Decatur, GA — Decatur High School students presented a resolution on Monday to the Decatur City Commission for the removal of the cannon commemorating the “Indian War” of 1836 from Decatur Square.

Since the successful removal of the Confederate monument from the Square this past summer, Beacon Hill Black Alliance for Human Rights has continued to organize to remove the cannon.

The “Indian War” of 1836 was one phase of the forced removal of entire Choctaw, Seminole, Muskogee, Chickasaw, and Cherokee communities from their ancestral lands, an event commonly known as the Trail of Tears. For these reasons, activists consider the cannon a monument to genocide that stands in direct opposition to Decatur’s values.

Decatur High School students Koan Roy-Meighoo, Bethani Thomas, and Daxton Pettus urged the City Commission to remove the cannon monument.

“I’ve been talking with, listening to, and learning from Indigenous scholars, activists, and citizens for over five months now.
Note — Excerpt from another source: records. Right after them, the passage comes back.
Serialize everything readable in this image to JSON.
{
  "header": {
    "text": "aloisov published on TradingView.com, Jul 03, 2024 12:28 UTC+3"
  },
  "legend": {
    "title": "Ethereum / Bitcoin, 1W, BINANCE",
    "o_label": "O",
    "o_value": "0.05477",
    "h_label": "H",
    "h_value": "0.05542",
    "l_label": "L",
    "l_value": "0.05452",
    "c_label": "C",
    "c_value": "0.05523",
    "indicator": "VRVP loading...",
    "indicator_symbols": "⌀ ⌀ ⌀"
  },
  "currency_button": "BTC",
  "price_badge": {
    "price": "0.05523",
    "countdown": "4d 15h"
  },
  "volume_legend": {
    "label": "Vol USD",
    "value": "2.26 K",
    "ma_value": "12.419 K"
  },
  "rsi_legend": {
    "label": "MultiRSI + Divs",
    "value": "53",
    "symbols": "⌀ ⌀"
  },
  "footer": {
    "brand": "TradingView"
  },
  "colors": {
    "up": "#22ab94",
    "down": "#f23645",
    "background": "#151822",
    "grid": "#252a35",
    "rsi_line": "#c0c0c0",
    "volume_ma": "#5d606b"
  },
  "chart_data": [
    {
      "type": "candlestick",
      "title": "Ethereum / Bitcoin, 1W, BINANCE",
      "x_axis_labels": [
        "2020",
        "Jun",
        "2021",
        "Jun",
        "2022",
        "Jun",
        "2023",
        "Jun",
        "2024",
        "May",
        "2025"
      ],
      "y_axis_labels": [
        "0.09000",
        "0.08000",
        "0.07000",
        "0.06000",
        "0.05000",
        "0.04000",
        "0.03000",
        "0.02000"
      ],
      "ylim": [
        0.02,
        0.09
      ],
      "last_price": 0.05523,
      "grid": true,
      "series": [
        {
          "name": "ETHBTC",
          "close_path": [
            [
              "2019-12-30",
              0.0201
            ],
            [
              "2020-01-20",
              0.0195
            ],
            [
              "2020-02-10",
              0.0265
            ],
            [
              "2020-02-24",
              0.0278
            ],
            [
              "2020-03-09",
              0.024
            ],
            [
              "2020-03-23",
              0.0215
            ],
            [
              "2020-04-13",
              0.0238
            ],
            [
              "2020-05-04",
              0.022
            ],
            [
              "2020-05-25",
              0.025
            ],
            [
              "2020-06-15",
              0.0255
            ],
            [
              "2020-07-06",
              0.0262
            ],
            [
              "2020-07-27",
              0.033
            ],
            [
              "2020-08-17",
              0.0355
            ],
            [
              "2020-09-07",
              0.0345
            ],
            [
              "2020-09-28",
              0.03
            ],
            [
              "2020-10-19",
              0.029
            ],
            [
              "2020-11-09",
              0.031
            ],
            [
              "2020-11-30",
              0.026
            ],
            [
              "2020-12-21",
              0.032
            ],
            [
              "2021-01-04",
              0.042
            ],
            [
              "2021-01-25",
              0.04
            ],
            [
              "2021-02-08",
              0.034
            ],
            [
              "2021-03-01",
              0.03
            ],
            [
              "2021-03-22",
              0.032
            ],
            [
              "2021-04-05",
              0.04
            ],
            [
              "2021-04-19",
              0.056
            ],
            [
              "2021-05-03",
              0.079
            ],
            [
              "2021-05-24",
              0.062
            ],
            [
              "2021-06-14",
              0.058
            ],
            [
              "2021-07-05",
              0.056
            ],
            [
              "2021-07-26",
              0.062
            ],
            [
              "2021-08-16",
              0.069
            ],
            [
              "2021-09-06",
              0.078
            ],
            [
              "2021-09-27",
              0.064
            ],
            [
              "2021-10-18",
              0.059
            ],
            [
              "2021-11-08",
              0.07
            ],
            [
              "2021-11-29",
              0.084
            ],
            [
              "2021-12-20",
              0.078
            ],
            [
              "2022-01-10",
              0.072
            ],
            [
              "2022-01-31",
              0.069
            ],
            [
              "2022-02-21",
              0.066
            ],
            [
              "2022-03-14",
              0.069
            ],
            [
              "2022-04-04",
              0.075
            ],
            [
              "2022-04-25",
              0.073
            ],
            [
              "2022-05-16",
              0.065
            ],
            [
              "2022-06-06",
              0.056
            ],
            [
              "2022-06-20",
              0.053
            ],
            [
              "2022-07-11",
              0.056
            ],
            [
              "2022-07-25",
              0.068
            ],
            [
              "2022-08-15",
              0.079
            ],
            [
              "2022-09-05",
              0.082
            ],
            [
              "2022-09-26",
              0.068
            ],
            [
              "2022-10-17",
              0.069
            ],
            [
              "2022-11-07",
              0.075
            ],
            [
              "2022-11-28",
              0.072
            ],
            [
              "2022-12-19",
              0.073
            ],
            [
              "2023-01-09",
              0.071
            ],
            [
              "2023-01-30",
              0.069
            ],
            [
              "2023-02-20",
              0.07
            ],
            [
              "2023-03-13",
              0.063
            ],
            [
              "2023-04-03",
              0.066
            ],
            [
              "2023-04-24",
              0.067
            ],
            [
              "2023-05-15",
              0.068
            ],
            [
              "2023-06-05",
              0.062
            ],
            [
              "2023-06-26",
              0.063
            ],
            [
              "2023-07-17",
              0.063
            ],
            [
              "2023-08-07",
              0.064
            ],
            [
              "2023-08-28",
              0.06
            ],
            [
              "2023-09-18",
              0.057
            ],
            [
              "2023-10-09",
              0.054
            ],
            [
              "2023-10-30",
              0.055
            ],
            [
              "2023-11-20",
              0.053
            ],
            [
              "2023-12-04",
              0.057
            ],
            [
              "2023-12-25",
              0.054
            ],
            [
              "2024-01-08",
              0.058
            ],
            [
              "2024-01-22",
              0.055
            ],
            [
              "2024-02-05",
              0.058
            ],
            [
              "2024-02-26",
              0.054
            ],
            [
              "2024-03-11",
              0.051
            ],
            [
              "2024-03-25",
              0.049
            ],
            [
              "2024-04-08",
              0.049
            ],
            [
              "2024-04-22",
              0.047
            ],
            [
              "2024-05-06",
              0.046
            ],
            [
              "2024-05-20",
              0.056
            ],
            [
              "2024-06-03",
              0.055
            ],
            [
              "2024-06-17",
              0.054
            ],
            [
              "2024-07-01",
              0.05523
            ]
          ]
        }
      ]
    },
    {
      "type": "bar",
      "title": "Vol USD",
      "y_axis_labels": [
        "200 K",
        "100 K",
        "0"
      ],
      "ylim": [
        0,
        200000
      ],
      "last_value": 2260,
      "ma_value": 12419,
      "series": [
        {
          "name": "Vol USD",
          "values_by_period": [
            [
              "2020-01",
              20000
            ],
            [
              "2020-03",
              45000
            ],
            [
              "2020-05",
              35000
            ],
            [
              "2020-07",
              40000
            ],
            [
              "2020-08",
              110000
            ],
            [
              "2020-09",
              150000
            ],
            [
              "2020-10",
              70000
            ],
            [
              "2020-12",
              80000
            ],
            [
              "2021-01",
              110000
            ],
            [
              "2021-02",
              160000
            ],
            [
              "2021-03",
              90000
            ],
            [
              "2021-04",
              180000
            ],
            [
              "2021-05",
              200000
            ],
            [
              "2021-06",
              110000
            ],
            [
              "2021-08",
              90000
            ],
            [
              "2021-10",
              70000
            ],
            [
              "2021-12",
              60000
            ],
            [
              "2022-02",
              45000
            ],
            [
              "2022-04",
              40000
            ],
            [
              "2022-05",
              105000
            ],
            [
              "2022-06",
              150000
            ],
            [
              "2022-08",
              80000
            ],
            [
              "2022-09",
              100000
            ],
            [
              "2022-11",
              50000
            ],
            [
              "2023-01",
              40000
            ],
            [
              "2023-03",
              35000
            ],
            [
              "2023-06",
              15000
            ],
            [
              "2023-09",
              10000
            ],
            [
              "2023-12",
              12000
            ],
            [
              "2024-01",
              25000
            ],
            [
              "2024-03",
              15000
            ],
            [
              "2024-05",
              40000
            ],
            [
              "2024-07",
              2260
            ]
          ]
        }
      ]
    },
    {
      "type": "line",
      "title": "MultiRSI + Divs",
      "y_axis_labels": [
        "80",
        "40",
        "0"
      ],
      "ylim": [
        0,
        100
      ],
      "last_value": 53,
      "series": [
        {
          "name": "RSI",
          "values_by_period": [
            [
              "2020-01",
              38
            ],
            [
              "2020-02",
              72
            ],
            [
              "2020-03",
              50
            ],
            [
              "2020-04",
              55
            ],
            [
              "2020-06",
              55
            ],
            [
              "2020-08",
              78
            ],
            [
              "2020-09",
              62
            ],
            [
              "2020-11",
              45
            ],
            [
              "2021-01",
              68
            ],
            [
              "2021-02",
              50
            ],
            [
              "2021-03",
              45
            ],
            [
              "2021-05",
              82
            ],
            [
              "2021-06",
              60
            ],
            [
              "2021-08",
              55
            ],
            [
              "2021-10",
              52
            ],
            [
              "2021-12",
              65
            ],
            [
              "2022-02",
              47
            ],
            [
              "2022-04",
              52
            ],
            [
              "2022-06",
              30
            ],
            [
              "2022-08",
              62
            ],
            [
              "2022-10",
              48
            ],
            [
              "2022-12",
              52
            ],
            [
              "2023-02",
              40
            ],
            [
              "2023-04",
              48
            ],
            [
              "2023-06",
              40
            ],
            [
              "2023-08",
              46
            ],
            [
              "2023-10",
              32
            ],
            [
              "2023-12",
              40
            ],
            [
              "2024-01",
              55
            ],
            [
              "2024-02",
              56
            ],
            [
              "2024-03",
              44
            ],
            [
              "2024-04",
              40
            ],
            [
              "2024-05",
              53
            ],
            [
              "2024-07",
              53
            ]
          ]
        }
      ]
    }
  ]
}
I’ve learned during this time that in order to move forward as a community, and to reflect the city’s commitment to diversity, equity, and inclusion, we must include Indigenous voices in our conversations about social justice and act with Indigenous voices leading,” said Roy-Meighoo. “As long as this cannon stands, we are honoring and glorifying genocide, and we are rewriting a very violent history.”

“This cannon, which symbolizes the genocide of Native Americans, should not occupy this land where thousands of Native American men, women, and children were murdered,” said Thomas. “I ask for this symbol of hate to be removed from Decatur.”

There has been a petition circulating with over 1,000 signatures, said Pettus.

“We ask that you discuss our resolution and that it be added to the agenda,” said Pettus. “This monument was erected with the intention of creating an environment of separation while embracing racism. … Decatur can’t truly be a community that understands and practices anti-racism with that cannon erected anywhere.”